MCMC options

Home

IMPUTE2 uses an MCMC algorithm to integrate over the space of possible phase reconstructions for observed genotypes. The options in this table control the algorithm.

Flag Default Description
-iter <int> 30 Total number of MCMC iterations to perform, including burn-in. Increasing the number of iterations may improve accuracy slightly, although increasing -k generally leads to greater improvements for a fixed computational cost.
-burnin <int> 10 Number of MCMC iterations to discard as burn-in. The algorithm samples new haplotypes for unphased individuals during each of the first [-burnin] iterations, but these iterations do not contribute to the final imputation probabilities. We have found that 10 burn-in iterations is enough to ensure good results in a variety of different datasets.
-k <int> 80 Number of haplotypes (in the reference or study data) to use as templates when phasing observed genotypes. Increasing this value will lead to higher accuracy at the cost of longer running times, which scale quadratically with -k. The default value should be sufficient for most analyses.
-k_hap <int> 500 Number of reference haplotypes to use as templates when imputing missing genotypes. As a rule of thumb, you should set -k_hap to the number of reference haplotypes that you expect to be useful for your study population. If this value is less than the total number of haplotypes in your reference panel, IMPUTE2 will choose a "custom" set of -k_hap haplotypes each time it imputes missing alleles in a study haplotype.

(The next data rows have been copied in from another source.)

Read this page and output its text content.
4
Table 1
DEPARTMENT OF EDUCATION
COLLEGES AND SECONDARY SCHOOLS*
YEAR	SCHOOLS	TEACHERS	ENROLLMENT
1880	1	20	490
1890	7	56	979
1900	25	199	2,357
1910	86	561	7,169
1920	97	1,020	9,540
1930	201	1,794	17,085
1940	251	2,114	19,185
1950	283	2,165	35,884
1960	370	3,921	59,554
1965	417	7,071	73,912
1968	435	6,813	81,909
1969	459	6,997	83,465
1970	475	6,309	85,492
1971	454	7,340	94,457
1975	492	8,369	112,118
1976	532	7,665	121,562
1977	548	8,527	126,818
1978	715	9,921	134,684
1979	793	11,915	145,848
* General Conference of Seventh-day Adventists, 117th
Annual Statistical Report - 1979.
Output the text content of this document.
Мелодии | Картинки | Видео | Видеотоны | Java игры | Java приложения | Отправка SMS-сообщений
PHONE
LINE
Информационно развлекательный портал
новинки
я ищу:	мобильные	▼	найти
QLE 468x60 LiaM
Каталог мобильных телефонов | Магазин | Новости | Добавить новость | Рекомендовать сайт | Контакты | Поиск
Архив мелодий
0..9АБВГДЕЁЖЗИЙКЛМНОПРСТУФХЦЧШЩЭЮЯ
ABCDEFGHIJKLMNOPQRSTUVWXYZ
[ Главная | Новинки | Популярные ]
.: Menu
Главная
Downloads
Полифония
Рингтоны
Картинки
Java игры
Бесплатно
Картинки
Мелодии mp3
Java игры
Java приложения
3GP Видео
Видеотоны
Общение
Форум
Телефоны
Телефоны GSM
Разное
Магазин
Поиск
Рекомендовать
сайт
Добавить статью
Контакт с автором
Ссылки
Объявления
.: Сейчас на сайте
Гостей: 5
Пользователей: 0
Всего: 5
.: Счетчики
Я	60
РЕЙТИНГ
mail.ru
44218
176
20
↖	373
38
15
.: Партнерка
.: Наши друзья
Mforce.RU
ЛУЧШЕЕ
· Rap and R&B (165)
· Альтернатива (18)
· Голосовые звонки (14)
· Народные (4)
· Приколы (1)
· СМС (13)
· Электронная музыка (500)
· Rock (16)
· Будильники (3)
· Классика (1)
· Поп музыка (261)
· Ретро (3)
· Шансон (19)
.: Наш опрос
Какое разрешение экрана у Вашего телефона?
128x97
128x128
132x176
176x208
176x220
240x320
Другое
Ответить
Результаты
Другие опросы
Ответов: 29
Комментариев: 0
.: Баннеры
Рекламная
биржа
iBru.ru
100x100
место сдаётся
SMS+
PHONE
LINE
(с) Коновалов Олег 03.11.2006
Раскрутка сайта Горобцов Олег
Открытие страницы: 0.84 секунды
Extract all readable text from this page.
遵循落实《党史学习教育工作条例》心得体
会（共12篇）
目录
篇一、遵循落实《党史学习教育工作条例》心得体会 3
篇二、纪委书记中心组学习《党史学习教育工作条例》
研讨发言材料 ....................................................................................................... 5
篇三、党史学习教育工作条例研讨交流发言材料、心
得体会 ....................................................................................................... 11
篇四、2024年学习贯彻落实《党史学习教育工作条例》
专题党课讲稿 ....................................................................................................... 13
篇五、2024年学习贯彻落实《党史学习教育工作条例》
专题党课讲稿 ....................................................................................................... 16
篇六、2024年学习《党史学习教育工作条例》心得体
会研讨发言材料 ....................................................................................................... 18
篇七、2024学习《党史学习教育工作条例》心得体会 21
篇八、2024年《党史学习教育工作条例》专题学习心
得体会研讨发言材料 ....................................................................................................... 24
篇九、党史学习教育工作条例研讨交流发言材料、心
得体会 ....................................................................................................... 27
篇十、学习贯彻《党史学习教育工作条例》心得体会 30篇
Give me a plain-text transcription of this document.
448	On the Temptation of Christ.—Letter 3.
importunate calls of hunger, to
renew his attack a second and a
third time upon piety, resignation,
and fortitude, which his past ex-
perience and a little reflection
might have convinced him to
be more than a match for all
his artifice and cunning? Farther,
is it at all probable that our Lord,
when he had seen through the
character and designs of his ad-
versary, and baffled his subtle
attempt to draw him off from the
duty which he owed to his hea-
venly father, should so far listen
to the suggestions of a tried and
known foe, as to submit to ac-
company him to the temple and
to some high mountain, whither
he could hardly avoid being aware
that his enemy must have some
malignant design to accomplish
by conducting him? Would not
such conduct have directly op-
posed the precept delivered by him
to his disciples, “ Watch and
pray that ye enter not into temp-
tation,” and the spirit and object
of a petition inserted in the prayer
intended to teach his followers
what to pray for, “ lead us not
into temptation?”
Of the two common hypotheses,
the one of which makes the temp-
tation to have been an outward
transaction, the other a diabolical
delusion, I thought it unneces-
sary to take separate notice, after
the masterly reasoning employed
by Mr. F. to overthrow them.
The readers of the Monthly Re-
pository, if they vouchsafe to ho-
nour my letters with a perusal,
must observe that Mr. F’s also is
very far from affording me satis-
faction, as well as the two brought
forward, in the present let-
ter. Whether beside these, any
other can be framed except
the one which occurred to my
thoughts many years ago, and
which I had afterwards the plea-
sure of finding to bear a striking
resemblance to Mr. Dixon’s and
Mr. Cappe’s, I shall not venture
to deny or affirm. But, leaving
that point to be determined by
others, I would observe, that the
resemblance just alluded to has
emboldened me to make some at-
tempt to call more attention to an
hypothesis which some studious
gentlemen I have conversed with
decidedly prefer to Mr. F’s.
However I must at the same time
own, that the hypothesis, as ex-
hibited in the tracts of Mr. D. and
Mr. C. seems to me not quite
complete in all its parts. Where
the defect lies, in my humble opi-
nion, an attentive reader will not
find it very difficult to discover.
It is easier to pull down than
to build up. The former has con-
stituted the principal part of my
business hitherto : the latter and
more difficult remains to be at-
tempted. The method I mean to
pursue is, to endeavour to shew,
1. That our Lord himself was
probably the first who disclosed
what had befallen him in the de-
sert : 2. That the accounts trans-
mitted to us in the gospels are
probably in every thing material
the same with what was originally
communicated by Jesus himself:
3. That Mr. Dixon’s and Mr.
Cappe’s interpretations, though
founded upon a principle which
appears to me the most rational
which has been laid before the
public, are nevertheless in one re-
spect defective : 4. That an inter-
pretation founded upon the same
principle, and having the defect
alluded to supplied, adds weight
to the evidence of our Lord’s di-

If all of your reference haplotypes have similar ancestry to the subjects in your study, each haplotype is potentially useful for imputation, so the best accuracy can be achieved by setting -k_hap to the total number of reference haplotypes. Using smaller values will decrease the running time linearly while incurring a slight loss of accuracy.

Conversely, we now recommend running IMPUTE2 with large reference panels containing haplotypes of diverse ancestry. (For more details, see here.) In this context, our rule of thumb suggests setting -k_hap to be smaller than the total size of the reference panel. Imputation accuracy is robust to different values of -k_hap within a sensible range, so it should usually be sufficient to choose a value by intuition. When in doubt, we suggest that you err on the side of making -k_hap too large, since we often find that diverse reference panels contain more useful haplotypes than one might expect.

As of software version 2.3.0, -k_hap can accept two values when you are imputing from two reference panels -- for example, '-k_hap 500 200'. In this context, the first value is the number of haplotypes to be chosen from Panel 0 and the second value is the number to be chosen from Panel 1. This flexibility can be useful when merging reference panels.